An excellent overview of a lost art, comes to us via Instapundit. It would seem so much of what we know today is wrong, including this absurd notion by the proponents of gun control that man doesn’t know or shouldn’t be concerned with the concept of violence outside the realm of firearms. From the article:
Only recently in the last decade or so has this extraordinary and all but forgotten material finally come to be properly examined and studied. Reconstruction of these remarkable teachings offers an unparalleled view into how fighting men prepared and trained themselves for duels, street-fights, and battlefield encounters. Their manner of fighting with swords is not the classical Western style we see today, which is largely a contrived 19th-century gentleman’s version of a narrow, aristocratic Baroque style.
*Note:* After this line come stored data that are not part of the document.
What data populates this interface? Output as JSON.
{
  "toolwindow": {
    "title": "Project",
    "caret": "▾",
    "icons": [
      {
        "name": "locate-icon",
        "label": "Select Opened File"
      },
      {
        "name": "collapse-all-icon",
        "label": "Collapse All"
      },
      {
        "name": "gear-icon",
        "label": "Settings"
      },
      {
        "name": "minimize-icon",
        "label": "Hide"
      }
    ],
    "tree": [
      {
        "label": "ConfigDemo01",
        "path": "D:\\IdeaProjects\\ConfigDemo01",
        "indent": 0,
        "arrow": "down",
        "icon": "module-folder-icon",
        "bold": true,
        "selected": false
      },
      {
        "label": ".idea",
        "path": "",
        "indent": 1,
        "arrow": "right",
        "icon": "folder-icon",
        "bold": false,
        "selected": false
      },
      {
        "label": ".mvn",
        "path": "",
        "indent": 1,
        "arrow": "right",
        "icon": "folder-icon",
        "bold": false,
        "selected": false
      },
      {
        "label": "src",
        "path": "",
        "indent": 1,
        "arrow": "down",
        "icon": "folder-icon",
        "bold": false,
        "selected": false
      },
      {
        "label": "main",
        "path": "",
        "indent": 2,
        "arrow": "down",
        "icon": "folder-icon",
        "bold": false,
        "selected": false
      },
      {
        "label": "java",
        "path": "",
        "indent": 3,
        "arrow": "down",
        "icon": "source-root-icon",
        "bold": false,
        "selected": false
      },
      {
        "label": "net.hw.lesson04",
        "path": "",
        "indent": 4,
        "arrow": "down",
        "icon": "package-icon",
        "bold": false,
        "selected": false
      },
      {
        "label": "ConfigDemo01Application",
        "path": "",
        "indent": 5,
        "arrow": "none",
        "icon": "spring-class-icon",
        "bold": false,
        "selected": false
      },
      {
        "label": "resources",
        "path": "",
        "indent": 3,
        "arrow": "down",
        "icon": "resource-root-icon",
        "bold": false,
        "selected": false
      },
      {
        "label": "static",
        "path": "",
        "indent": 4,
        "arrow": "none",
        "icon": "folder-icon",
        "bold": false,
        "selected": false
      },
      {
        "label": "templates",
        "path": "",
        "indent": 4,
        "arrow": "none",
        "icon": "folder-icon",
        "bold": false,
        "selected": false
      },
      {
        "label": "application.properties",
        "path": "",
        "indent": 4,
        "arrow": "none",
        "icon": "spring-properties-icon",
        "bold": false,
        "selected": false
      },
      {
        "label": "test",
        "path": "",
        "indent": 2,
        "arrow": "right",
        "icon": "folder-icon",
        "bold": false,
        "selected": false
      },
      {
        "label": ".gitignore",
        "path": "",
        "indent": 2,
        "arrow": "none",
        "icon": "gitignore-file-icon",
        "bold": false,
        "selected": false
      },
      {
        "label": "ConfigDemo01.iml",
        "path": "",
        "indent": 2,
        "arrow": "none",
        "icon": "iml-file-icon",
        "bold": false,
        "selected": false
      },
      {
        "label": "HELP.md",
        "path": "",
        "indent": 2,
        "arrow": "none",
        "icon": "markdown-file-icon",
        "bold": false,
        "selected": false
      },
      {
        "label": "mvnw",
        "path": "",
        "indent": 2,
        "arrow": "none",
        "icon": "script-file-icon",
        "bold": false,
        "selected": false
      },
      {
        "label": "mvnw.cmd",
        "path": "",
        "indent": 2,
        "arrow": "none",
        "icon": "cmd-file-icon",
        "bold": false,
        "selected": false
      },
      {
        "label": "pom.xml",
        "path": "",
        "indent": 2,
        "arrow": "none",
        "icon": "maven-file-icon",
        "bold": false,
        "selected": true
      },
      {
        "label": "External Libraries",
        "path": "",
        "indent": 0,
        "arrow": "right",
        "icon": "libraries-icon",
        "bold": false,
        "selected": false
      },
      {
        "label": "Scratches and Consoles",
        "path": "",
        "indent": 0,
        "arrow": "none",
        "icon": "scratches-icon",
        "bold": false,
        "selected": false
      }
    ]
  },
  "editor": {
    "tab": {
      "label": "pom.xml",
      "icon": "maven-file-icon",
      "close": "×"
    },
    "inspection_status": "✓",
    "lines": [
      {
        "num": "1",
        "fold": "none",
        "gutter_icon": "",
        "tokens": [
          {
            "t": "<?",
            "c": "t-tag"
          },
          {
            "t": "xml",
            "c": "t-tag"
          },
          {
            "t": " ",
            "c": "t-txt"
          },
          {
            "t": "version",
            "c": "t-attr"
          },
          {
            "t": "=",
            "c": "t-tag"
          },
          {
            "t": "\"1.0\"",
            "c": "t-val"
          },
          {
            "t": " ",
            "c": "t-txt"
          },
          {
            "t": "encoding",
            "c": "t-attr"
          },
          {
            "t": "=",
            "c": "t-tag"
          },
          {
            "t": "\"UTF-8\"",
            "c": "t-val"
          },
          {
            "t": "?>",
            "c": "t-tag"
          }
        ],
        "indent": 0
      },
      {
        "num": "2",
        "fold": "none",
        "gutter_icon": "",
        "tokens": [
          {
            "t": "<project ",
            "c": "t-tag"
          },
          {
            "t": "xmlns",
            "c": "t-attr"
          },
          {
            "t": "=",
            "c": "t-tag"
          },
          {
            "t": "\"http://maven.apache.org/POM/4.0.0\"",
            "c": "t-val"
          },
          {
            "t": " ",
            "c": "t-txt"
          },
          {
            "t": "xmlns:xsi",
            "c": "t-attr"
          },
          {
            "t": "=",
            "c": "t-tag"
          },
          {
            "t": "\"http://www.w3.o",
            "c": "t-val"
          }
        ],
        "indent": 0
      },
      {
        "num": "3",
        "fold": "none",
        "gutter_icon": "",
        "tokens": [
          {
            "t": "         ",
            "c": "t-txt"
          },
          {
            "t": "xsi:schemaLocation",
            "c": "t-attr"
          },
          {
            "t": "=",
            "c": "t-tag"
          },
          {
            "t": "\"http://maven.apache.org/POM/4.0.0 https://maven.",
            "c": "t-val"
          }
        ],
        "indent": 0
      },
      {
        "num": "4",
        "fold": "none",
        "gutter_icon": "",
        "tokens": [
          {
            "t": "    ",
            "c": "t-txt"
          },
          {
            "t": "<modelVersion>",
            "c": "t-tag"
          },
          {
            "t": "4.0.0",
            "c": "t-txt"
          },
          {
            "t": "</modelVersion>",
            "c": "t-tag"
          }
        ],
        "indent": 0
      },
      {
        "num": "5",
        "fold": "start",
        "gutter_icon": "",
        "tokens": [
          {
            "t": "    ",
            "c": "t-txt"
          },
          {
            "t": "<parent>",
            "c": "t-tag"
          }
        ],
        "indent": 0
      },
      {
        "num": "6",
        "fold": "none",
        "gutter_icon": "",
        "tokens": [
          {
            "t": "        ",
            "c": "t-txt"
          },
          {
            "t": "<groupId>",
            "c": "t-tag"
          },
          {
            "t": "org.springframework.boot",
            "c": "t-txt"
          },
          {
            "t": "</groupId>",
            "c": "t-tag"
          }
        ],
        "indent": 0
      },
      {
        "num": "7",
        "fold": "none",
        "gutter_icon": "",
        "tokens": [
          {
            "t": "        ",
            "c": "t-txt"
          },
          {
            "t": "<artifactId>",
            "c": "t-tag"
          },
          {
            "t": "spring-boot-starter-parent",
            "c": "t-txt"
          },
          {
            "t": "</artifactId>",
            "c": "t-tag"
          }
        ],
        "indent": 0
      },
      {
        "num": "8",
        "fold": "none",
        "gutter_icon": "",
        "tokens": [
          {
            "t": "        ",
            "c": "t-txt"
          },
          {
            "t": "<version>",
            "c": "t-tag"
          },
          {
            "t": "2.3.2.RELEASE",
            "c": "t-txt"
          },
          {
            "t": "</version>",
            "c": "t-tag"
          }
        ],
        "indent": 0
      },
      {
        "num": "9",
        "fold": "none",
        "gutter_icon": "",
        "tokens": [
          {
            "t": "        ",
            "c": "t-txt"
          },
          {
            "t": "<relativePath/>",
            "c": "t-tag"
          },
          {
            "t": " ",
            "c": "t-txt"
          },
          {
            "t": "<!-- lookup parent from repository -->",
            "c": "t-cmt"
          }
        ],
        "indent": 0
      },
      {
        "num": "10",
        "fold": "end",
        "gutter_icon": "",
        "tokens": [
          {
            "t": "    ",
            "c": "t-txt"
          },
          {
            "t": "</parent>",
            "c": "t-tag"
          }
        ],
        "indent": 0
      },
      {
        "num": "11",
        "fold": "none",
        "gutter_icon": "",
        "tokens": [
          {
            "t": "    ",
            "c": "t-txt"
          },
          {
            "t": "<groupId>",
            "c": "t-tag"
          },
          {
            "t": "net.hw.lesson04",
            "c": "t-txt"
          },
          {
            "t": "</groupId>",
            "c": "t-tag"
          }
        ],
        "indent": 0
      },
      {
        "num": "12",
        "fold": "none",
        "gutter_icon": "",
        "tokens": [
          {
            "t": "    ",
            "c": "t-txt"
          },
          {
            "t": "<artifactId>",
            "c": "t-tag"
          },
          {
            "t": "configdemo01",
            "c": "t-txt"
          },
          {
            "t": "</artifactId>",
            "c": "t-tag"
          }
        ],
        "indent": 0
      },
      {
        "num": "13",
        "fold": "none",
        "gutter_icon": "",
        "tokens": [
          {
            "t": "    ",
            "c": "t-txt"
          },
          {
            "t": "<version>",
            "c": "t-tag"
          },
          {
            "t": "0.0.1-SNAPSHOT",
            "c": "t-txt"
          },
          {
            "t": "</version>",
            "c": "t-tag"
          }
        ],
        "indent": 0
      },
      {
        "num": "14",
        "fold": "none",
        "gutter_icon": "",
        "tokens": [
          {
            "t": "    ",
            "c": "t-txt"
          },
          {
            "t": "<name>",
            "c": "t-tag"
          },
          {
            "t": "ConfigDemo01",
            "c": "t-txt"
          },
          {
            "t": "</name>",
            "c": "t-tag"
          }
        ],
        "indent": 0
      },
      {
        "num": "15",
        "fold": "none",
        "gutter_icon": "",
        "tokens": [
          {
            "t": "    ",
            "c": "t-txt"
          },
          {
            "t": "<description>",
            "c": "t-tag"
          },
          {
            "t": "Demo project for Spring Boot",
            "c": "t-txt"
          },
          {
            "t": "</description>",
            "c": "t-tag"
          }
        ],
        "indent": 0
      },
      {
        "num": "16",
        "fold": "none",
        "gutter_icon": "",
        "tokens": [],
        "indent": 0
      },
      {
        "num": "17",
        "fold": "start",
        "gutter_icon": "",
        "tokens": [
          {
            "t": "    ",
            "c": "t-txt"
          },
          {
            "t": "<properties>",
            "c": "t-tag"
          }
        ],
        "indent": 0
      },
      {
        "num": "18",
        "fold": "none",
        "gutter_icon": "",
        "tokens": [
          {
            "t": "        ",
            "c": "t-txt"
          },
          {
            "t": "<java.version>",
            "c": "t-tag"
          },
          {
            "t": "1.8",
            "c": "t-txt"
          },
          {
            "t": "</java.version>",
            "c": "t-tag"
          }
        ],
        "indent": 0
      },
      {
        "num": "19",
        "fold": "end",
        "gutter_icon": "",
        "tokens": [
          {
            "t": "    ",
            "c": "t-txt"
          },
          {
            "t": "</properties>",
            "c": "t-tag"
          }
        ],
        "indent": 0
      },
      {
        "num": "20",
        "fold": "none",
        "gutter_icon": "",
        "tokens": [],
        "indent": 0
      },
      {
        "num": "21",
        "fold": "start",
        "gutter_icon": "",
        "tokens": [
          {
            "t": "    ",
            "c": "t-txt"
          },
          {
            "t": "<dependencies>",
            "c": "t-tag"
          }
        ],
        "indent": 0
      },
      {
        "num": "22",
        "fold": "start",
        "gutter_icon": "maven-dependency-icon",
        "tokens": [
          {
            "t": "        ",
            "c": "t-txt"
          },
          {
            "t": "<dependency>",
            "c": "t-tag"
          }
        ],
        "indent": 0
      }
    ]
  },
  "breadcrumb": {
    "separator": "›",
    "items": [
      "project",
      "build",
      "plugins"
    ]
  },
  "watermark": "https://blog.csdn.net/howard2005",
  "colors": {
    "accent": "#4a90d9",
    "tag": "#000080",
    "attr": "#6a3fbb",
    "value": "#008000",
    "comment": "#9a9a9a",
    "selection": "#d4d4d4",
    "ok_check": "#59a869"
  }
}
What the surviving sources show us is wholly different from the familiar pop-culture version, as well as being dramatically distinct from what has gone on for years in assorted reenactments and contrived living-history efforts. Rather, Medieval and Renaissance sword fighting was a hell of a lot more violent, brutal, ferocious, and astonishingly effective. The way in which these swords were held, the way they can be maneuvered, and the postures and motions involved, differ substantially from common presumptions and modern-era fencing styles.
Read the whole thing. Maybe, much like 80s movies featuring gunplay look silly and ridiculous to modern, trained eyes, that movies featuring swordplay will get better, and find better ways to realistically portray it.